The beneficiary testified that she had attended to the correspondence of her husband, and that he had never received any notice from the company of the increased assessments, notwithstanding it was shown one had been duly mailed to his address, with directions for its return to the company upon failure of delivery; and it was shown also that she and her husband knew of the provision in the policy for the double assessment after the age of 45 years had been reached by the insured. She testified that she had asked the local agent about the increase of the assessments, and been informed by him that the company would notify them when the increase was made, but that they had received no such notice.

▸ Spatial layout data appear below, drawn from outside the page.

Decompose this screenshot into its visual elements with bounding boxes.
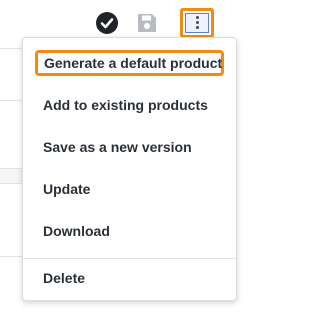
ellipsis-dot [196, 26, 199, 29]
check-circle-icon[interactable] [96, 12, 118, 34]
menu-item-download[interactable]: Download [43, 222, 110, 240]
more-options-button[interactable] [180, 8, 214, 38]
menu-item-add-to-existing-products[interactable]: Add to existing products [43, 96, 208, 114]
menu-item-update[interactable]: Update [43, 180, 90, 198]
menu-item-delete[interactable]: Delete [43, 269, 85, 287]
vertical-ellipsis-icon [185, 13, 209, 33]
ellipsis-dot [196, 16, 199, 19]
options-dropdown-menu: Generate a default product Add to existi… [22, 37, 237, 301]
ellipsis-dot [196, 21, 199, 24]
floppy-disk-icon[interactable] [136, 12, 158, 34]
menu-separator [23, 258, 236, 259]
menu-item-save-as-new-version[interactable]: Save as a new version [43, 138, 192, 156]
menu-item-generate-default-product[interactable]: Generate a default product [35, 50, 224, 76]
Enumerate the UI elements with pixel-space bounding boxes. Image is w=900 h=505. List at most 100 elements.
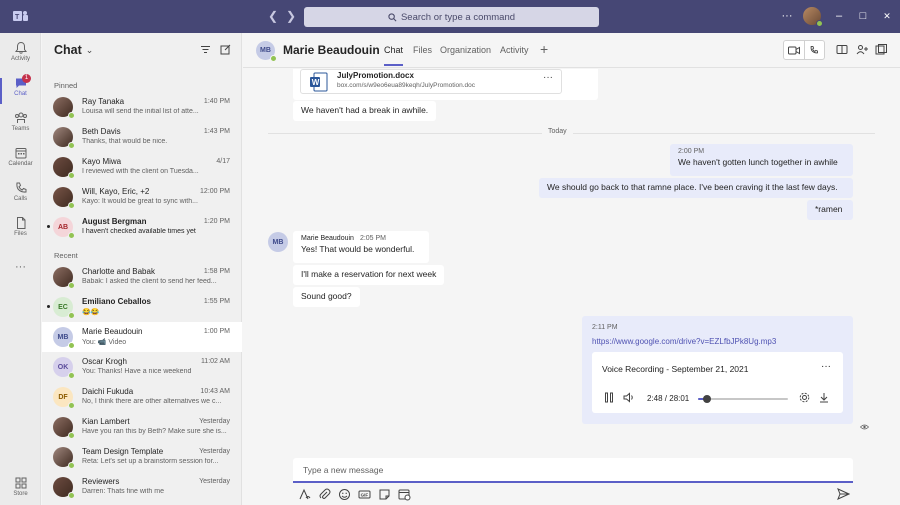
chat-list-item[interactable]: Kian Lambert Yesterday Have you ran this b… bbox=[42, 412, 242, 442]
rail-teams[interactable]: Teams bbox=[0, 109, 41, 145]
more-options-icon[interactable]: ··· bbox=[780, 6, 794, 26]
back-arrow-icon[interactable]: ❮ bbox=[266, 9, 280, 23]
new-chat-icon[interactable] bbox=[220, 44, 231, 55]
chat-preview: Reta: Let's set up a brainstorm session … bbox=[82, 458, 219, 465]
message-compose-input[interactable]: Type a new message bbox=[293, 458, 853, 483]
my-message: 2:00 PM We haven't gotten lunch together… bbox=[670, 144, 853, 176]
chat-list-item[interactable]: Kayo Miwa 4/17 I reviewed with the client … bbox=[42, 152, 242, 182]
video-call-button[interactable] bbox=[784, 41, 805, 59]
chat-list-item[interactable]: EC Emiliano Ceballos 1:55 PM 😂😂 bbox=[42, 292, 242, 322]
avatar-initials: EC bbox=[58, 303, 68, 311]
avatar: DF bbox=[53, 387, 75, 409]
chat-list-item[interactable]: Reviewers Yesterday Darren: Thats fine wit… bbox=[42, 472, 242, 502]
chat-list-item[interactable]: Beth Davis 1:43 PM Thanks, that would be n… bbox=[42, 122, 242, 152]
file-name: JulyPromotion.docx bbox=[337, 71, 414, 80]
file-url: box.com/s/w9eo6eua89keqh/JulyPromotion.d… bbox=[337, 82, 476, 89]
profile-avatar[interactable] bbox=[803, 7, 823, 27]
chat-time: 11:02 AM bbox=[200, 358, 230, 365]
rail-calendar[interactable]: Calendar bbox=[0, 144, 41, 180]
chat-name: Team Design Template bbox=[82, 447, 164, 456]
recording-more-button[interactable]: ··· bbox=[821, 361, 831, 372]
more-apps-button[interactable]: ··· bbox=[0, 261, 41, 297]
format-icon[interactable] bbox=[298, 488, 311, 501]
chat-list-item[interactable]: AB August Bergman 1:20 PM I haven't checked… bbox=[42, 212, 242, 242]
minimize-button[interactable]: – bbox=[832, 6, 846, 26]
date-divider-label: Today bbox=[542, 128, 573, 135]
chat-preview: You: 📹 Video bbox=[82, 339, 127, 346]
pause-icon[interactable] bbox=[604, 392, 614, 403]
their-message-text: I'll make a reservation for next week bbox=[293, 265, 445, 285]
status-available-icon bbox=[68, 372, 75, 379]
search-box[interactable]: Search or type a command bbox=[304, 7, 599, 27]
rail-files[interactable]: Files bbox=[0, 214, 41, 250]
chat-list-item[interactable]: Charlotte and Babak 1:58 PM Babak: I asked… bbox=[42, 262, 242, 292]
gif-icon[interactable]: GIF bbox=[358, 488, 371, 501]
avatar[interactable]: MB bbox=[268, 232, 288, 252]
forward-arrow-icon[interactable]: ❯ bbox=[284, 9, 298, 23]
conversation-title: Marie Beaudouin bbox=[283, 43, 380, 57]
chat-list-item[interactable]: DF Daichi Fukuda 10:43 AM No, I think there… bbox=[42, 382, 242, 412]
call-buttons bbox=[783, 40, 825, 60]
avatar-initials: MB bbox=[57, 333, 69, 341]
chat-list-item[interactable]: MB Marie Beaudouin 1:00 PM You: 📹 Video bbox=[42, 322, 242, 352]
avatar: OK bbox=[53, 357, 75, 379]
chat-list-item[interactable]: Will, Kayo, Eric, +2 12:00 PM Kayo: It wou… bbox=[42, 182, 242, 212]
rail-calls[interactable]: Calls bbox=[0, 179, 41, 215]
chat-list-item[interactable]: Ray Tanaka 1:40 PM Louisa will send the in… bbox=[42, 92, 242, 122]
schedule-meeting-icon[interactable] bbox=[398, 488, 411, 501]
rail-chat[interactable]: 1 Chat bbox=[0, 74, 41, 110]
filter-icon[interactable] bbox=[200, 44, 211, 55]
chat-name: Daichi Fukuda bbox=[82, 387, 134, 396]
chat-time: 1:00 PM bbox=[203, 328, 230, 335]
chat-time: 1:55 PM bbox=[203, 298, 230, 305]
chat-time: Yesterday bbox=[199, 448, 230, 455]
svg-text:W: W bbox=[312, 78, 320, 87]
sticker-icon[interactable] bbox=[378, 488, 391, 501]
chat-name: Oscar Krogh bbox=[82, 357, 127, 366]
attach-icon[interactable] bbox=[318, 488, 331, 501]
file-more-button[interactable]: ··· bbox=[543, 72, 553, 83]
send-icon[interactable] bbox=[837, 488, 850, 500]
tab-activity[interactable]: Activity bbox=[500, 45, 529, 55]
status-available-icon bbox=[816, 20, 823, 27]
pop-out-icon[interactable] bbox=[875, 44, 887, 55]
rail-label: Activity bbox=[10, 56, 30, 62]
status-available-icon bbox=[270, 55, 277, 62]
volume-icon[interactable] bbox=[623, 392, 635, 403]
screen-share-icon[interactable] bbox=[836, 44, 848, 55]
settings-gear-icon[interactable] bbox=[799, 392, 810, 403]
chat-time: 1:40 PM bbox=[203, 98, 230, 105]
file-attachment[interactable]: W JulyPromotion.docx box.com/s/w9eo6eua8… bbox=[300, 69, 562, 94]
chat-list-item[interactable]: OK Oscar Krogh 11:02 AM You: Thanks! Have a… bbox=[42, 352, 242, 382]
tab-organization[interactable]: Organization bbox=[440, 45, 491, 55]
download-icon[interactable] bbox=[819, 392, 829, 403]
status-available-icon bbox=[68, 232, 75, 239]
close-button[interactable]: ✕ bbox=[880, 6, 894, 26]
maximize-button[interactable]: □ bbox=[856, 6, 870, 26]
tab-chat[interactable]: Chat bbox=[384, 45, 404, 66]
chat-preview: I haven't checked available times yet bbox=[82, 228, 196, 235]
voice-link[interactable]: https://www.google.com/drive?v=EZLfbJPk8… bbox=[592, 337, 776, 346]
title-bar: T ❮ ❯ Search or type a command ··· – □ ✕ bbox=[0, 0, 900, 33]
seek-bar[interactable] bbox=[698, 395, 788, 403]
chat-name: Charlotte and Babak bbox=[82, 267, 155, 276]
chevron-down-icon[interactable]: ⌄ bbox=[86, 45, 94, 56]
recording-title: Voice Recording - September 21, 2021 bbox=[602, 364, 749, 374]
search-icon bbox=[388, 12, 397, 21]
message-time: 2:00 PM bbox=[678, 148, 705, 155]
avatar[interactable]: MB bbox=[256, 41, 277, 62]
seek-bar-thumb[interactable] bbox=[703, 395, 711, 403]
chat-list-title[interactable]: Chat bbox=[54, 43, 82, 57]
rail-store[interactable]: Store bbox=[0, 474, 41, 505]
status-available-icon bbox=[68, 492, 75, 499]
their-message-text: Sound good? bbox=[293, 287, 360, 307]
emoji-icon[interactable] bbox=[338, 488, 351, 501]
add-people-icon[interactable] bbox=[856, 44, 868, 55]
add-tab-button[interactable]: + bbox=[540, 41, 548, 57]
chat-list-item[interactable]: Team Design Template Yesterday Reta: Let's… bbox=[42, 442, 242, 472]
audio-call-button[interactable] bbox=[805, 41, 825, 59]
tab-files[interactable]: Files bbox=[413, 45, 432, 55]
rail-activity[interactable]: Activity bbox=[0, 39, 41, 75]
chat-preview: I reviewed with the client on Tuesda... bbox=[82, 168, 199, 175]
message-text: We haven't gotten lunch together in awhi… bbox=[678, 157, 838, 167]
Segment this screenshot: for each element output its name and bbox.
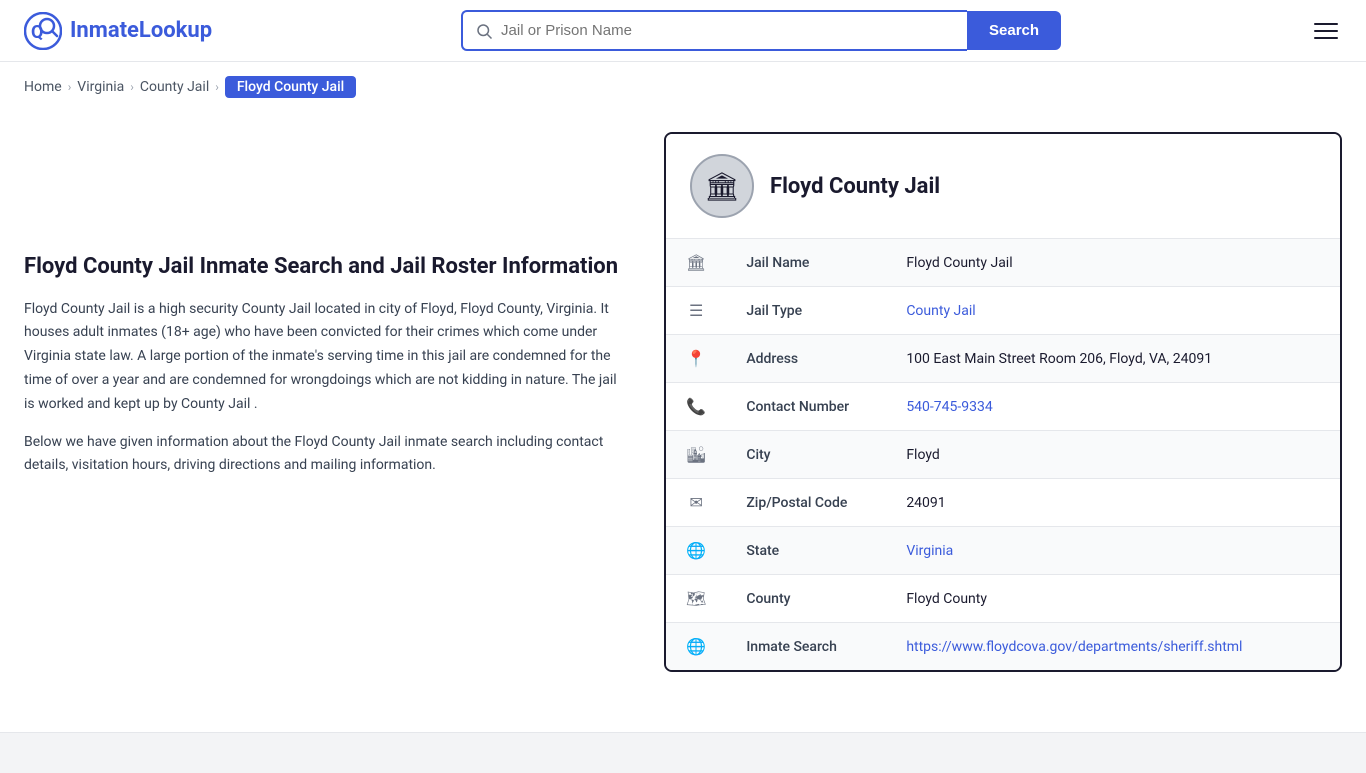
table-row: 🗺 County Floyd County [666,575,1340,623]
info-table: 🏛 Jail Name Floyd County Jail ☰ Jail Typ… [666,239,1340,670]
hamburger-line-2 [1314,30,1338,32]
breadcrumb-county-jail[interactable]: County Jail [140,79,209,95]
table-row: 🌐 Inmate Search https://www.floydcova.go… [666,623,1340,671]
search-icon [475,22,493,40]
table-value-1[interactable]: County Jail [886,287,1340,335]
hamburger-menu[interactable] [1310,19,1342,43]
search-bar: Search [461,10,1061,51]
table-value-5: 24091 [886,479,1340,527]
city-icon: 🏙 [666,431,726,479]
description-1: Floyd County Jail is a high security Cou… [24,298,624,417]
table-value-3[interactable]: 540-745-9334 [886,383,1340,431]
table-label-1: Jail Type [726,287,886,335]
search-input[interactable] [501,12,955,49]
location-icon: 📍 [666,335,726,383]
footer-bar [0,732,1366,773]
main-content: Floyd County Jail Inmate Search and Jail… [0,112,1366,712]
table-value-2: 100 East Main Street Room 206, Floyd, VA… [886,335,1340,383]
table-label-5: Zip/Postal Code [726,479,886,527]
table-label-7: County [726,575,886,623]
info-card: 🏛 Floyd County Jail 🏛 Jail Name Floyd Co… [664,132,1342,672]
breadcrumb-virginia[interactable]: Virginia [77,79,124,95]
breadcrumb-chevron-2: › [130,80,134,94]
jail-icon: 🏛 [666,239,726,287]
table-row: 🌐 State Virginia [666,527,1340,575]
table-label-6: State [726,527,886,575]
table-label-3: Contact Number [726,383,886,431]
header: Q InmateLookup Search [0,0,1366,62]
card-title: Floyd County Jail [770,174,940,199]
svg-text:Q: Q [31,22,43,43]
list-icon: ☰ [666,287,726,335]
search-input-wrap [461,10,967,51]
table-value-7: Floyd County [886,575,1340,623]
table-value-6[interactable]: Virginia [886,527,1340,575]
table-row: 🏛 Jail Name Floyd County Jail [666,239,1340,287]
table-link-8[interactable]: https://www.floydcova.gov/departments/sh… [906,639,1242,655]
breadcrumb-chevron-3: › [215,80,219,94]
page-title: Floyd County Jail Inmate Search and Jail… [24,252,624,282]
table-label-0: Jail Name [726,239,886,287]
logo-icon: Q [24,12,62,50]
state-icon: 🌐 [666,527,726,575]
card-header: 🏛 Floyd County Jail [666,134,1340,239]
table-label-8: Inmate Search [726,623,886,671]
table-label-2: Address [726,335,886,383]
description-2: Below we have given information about th… [24,431,624,479]
breadcrumb-chevron-1: › [68,80,72,94]
zip-icon: ✉ [666,479,726,527]
search-button[interactable]: Search [967,11,1061,50]
table-value-4: Floyd [886,431,1340,479]
table-link-3[interactable]: 540-745-9334 [906,399,992,415]
table-label-4: City [726,431,886,479]
table-value-8[interactable]: https://www.floydcova.gov/departments/sh… [886,623,1340,671]
table-row: ✉ Zip/Postal Code 24091 [666,479,1340,527]
table-row: 🏙 City Floyd [666,431,1340,479]
table-link-1[interactable]: County Jail [906,303,975,319]
table-link-6[interactable]: Virginia [906,543,953,559]
table-row: 📞 Contact Number 540-745-9334 [666,383,1340,431]
table-value-0: Floyd County Jail [886,239,1340,287]
table-row: 📍 Address 100 East Main Street Room 206,… [666,335,1340,383]
hamburger-line-3 [1314,37,1338,39]
county-icon: 🗺 [666,575,726,623]
breadcrumb: Home › Virginia › County Jail › Floyd Co… [0,62,1366,112]
phone-icon: 📞 [666,383,726,431]
logo[interactable]: Q InmateLookup [24,12,212,50]
logo-text: InmateLookup [70,18,212,43]
inmate-search-icon: 🌐 [666,623,726,671]
left-content: Floyd County Jail Inmate Search and Jail… [24,132,664,672]
breadcrumb-active: Floyd County Jail [225,76,356,98]
table-row: ☰ Jail Type County Jail [666,287,1340,335]
avatar: 🏛 [690,154,754,218]
avatar-icon: 🏛 [704,170,740,203]
hamburger-line-1 [1314,23,1338,25]
breadcrumb-home[interactable]: Home [24,79,62,95]
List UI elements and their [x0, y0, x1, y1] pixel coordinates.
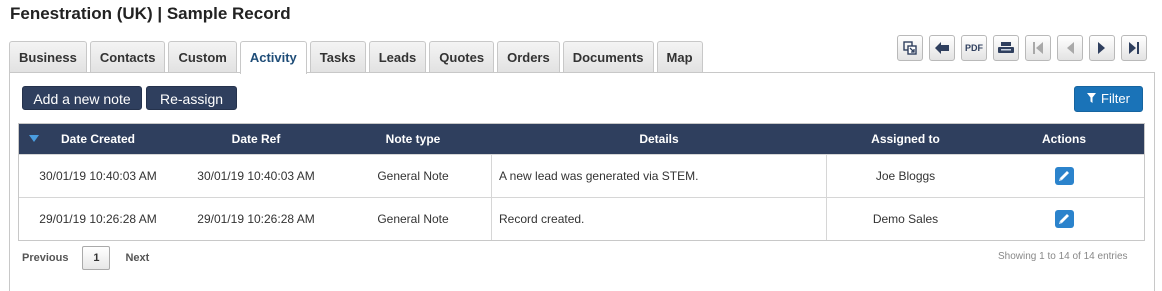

The provision in the policy or certificate relating to the double assessment after insured had passed the age of 45 years, required for keeping in force the death benefit or allowing the change to a secondary certificate, with *Page 28
a maximum death benefit of $100, at the same rate or assessment, is self-executing, and the insured could not continue the policy in force for the full amount, after passing the age of 45 years, without payment of double the amount of the former assessment, which, the undisputed testimony shows, was not done; and, since he was entitled, under the terms of the policy, to a secondary certificate with a maximum death benefit of $100 upon continuing to pay the old rate or assessment, the society, having received the assessments, was liable to the payment of that amount to his beneficiary as though such secondary certificate had been regularly issued. Sovereign Camp W. O. W. v. Arthur,
The court should have instructed a verdict for appellee for the maximum amount of $100 only, with interest, less the credit of $15.94 shown to be due the society, reducing the amount of the recovery accordingly.
The judgment will be modified, and, as modified, affirmed. It is so ordered.